Flattering Mirror of the Proud
Envy and its vicious cousin ambition have long been the subject of tragedy. Aeschylus’s Oresteia, for example, was first produced at the City Dionysia way back in 458 BC. In the first of the plays in that series Aeschylus has one of history’s most ambitious men, Agamemnon, proclaim, “How rare, men with character to praise a friend’s success without a trace of envy, poison to the heart — it deals a double blow. Your own losses weigh you down but then, look at your neighbor’s fortune and you weep. Well I know. I understand society, the flattering mirror of the proud.”
While ambition is not the main theme of the Oresteia, it is Agamemnon’s ambition to conquer Troy that provokes him to butcher his own daughter, Iphigenia. Clytemnestra, Agamemnon’s wife and Iphigenia’s mother, in return, butchers Agamemnon. Orestes, Agamemnon and Clytemnestra’s son, then butchers Clytemnestra. It’s butchery all around. Kind of an odd family tradition, but who am I to judge?
At any rate, the ravaging butcheries of ambition needn’t be presented so gruesomely as they are in Aeschylus. They can be much more subtle and silently soul crushing as I suspect they are for Boris Drubetskoy in War and Peace.

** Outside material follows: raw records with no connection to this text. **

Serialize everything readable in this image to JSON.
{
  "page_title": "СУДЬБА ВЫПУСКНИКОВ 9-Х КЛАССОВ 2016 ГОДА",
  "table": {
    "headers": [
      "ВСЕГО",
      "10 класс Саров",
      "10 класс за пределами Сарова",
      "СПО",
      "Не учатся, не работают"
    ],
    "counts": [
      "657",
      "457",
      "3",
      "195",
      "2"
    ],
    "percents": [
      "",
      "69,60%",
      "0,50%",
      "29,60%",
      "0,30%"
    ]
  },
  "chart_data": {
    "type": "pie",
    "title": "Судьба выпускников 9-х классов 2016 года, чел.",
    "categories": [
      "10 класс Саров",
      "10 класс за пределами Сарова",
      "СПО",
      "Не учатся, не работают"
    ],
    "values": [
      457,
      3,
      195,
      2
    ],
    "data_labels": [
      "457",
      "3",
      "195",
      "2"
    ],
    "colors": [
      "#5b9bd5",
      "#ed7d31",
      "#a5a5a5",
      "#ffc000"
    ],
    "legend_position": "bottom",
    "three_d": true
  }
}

Boris, from the beginning, has been a relentless social climber. We can’t fault him for this. We know, for instance, that his family, while of good name, are of poor financial position. This inauthentic act he’s had to play in order to claw his way to the middle of Russian society does not, at first glance, appear to have harmed him in any way. Even Tolstoy, a blunt Christian moralist if there ever was one, remains neutral in his presentation of Boris’s clearly ambitious, maybe even avaricious, character. But if we look beyond the surface of Boris’s story I think we find the damaging nature of his ambition.
In today’s reading, to take one example, he must hold back his true thoughts about Ippolit’s Roi Prusse joke. Instead of sharing his thoughts on the joke Boris “smiles circumspectly, so that it might be taken as ironical or appreciative according to the way the joke was received.” And this isn’t the first time, nor the last, we’ll see Boris subjugate his true self in order to present this more politically correct, socially acceptable persona.
Again, we can’t be sure of the debilitating nature of this self-imposed inauthenticity because Tolstoy’s development of Boris’s character favors neither a negative nor a positive reading. But there must, I believe, be at least some level of seething Boris experiences as a result of having to suppress his true feelings all the time. Then again, maybe he understands that’s just the price to pay for social advancement. We just don’t know.
What we do know is that by chapter’s end Boris has developed a relationship with Helene and that hasn’t worked out too well for any of our characters so far!
Take your average Boris today. Imagine the envy he feels admiring the things and positions of his social superiors. Imagine the sacrifices of time, thought and personal expression required to fuel the ambition necessary to obtain those things for himself.
Is it worth it? At what cost?
When you see a man take up the robe of office, therefore, or hear his name bruited in the law courts, do not envy him; the price of these distinctions is life.